Looking at your other stats, your Pi has plenty of resources left to drive a printer (a load of below 1 is not even fully utilizing 1 of its 4 cores).

Neither would I, but that is not what I'm seeing. My load is at 1.2 while I actually have the camera stream open. I'm at 0.5-0.6 while idling with a browser tab open that shows Octoprint on its temperature page, so without the camera in view. And this is without any non-stock plugins. Judging from your numbers either 1.8.0 improved a lot or stock resolution (640x480 I assume?) instead of 800x600 is reducing loads by 80%, which I wouldn't think is very likely.

Closing the browser tab entirely does significantly lower the load to something between 0.4 and 0.6 but not quite as low as 0.1.

Apart from the CPU usage, which I can live with, is it possible that my serial issues above could be related to the resolution thing?

One thing I have noticed from a couple of people's log files is that the USB chip can reset due to over heating or over current, or maybe some other reason.

Check dmesg when you find the printer disconnects to see if it gives any reason for the disconnect (if it is a SerialException type) would be my suggestion.

Yeah, overheating definitely can be an issue, it was for me with the Pi 3 before I installed heat sinks on it. And with the camera at 1280x960 resolution it still happened from time to time even with the heat sinks. I've had a few times where a print failed because of overheating and if I remember correctly the UI actually said that was the reason.

That being said, I was watching temperatures when my last print failed and they were fine, somewhere in the 55-60 range on both CPU and GPU. This is why I suspect I'm somehow filling up the device's serial capabilities between the camera and the printer and it's disconnecting because of it, but I'm not sure because it doesn't say anywhere explicitly that this would be possible as expected behavior.

Also, as stated somewhere above, I've had the printer disconnect when I had it idling. I just turned on the printer, connected Octoprint to it and waited for it to lose its connection, which it then did after some hours. No sign of overheating, just random disconnects. But at the time I was still running the camera at a high resolution, so I'll have to try that again now that I more than halved the pixel count.

After I wrote my previous message I turned on the printer and connected it to Octoprint and left that running for 24 hours. Before I changed the resolution on the camera that would have disconnected at some random point, but it kept its connection. After those 24 hours I intentionally started a longer print to see if the connection with the printer would stay stable and it seems like it is. Currently it has been printing for almost 72 hours and the print will finish in another couple of hours.
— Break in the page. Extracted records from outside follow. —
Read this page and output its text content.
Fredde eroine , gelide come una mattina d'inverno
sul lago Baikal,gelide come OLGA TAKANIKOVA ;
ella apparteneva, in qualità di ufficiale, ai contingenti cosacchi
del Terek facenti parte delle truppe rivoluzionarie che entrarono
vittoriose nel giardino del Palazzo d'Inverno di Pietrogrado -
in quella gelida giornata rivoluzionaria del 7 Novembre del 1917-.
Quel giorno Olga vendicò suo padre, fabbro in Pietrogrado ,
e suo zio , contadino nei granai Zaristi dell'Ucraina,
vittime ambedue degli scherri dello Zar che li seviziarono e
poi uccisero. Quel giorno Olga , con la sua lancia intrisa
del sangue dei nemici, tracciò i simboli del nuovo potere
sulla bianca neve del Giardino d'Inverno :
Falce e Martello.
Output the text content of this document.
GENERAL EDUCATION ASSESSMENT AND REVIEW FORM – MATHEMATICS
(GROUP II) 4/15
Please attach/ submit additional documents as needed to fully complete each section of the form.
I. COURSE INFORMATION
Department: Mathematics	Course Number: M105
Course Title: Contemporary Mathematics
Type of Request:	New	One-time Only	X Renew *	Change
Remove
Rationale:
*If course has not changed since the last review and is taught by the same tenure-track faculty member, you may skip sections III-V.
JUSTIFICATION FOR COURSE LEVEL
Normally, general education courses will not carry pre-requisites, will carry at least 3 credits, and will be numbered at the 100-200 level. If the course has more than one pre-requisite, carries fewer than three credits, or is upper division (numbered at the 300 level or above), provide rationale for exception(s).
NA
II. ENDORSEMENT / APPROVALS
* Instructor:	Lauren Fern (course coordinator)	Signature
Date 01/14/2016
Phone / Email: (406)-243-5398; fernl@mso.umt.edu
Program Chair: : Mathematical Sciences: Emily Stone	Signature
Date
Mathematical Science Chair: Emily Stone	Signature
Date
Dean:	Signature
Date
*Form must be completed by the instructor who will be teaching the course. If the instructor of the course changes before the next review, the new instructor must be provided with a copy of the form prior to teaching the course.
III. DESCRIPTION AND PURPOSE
The printer has been connected to the Pi successfully for about 100 hours now, so I guess it's safe to say it was the serial connection being overloaded with a 1280x960@10fps stream in addition to whatever amount of data Octoprint has to send/receive to/from the printer.

So while the print is not done and it's still only one print I guess this solves my issue. I'm kind of shocked that a Pi (and not even the Pi 4 apparently) is able to handle a simple webcam stream in addition to the obviously required serial communication for printing.

Would I have seen similar results if instead of the resolution I had cut the frame rate? I like making timelapses 1 FPS would be fine for that. Would that cause a 90% reduction in serial data transfered? Or is that just something that would be handled in software and still have just as much data transmitted?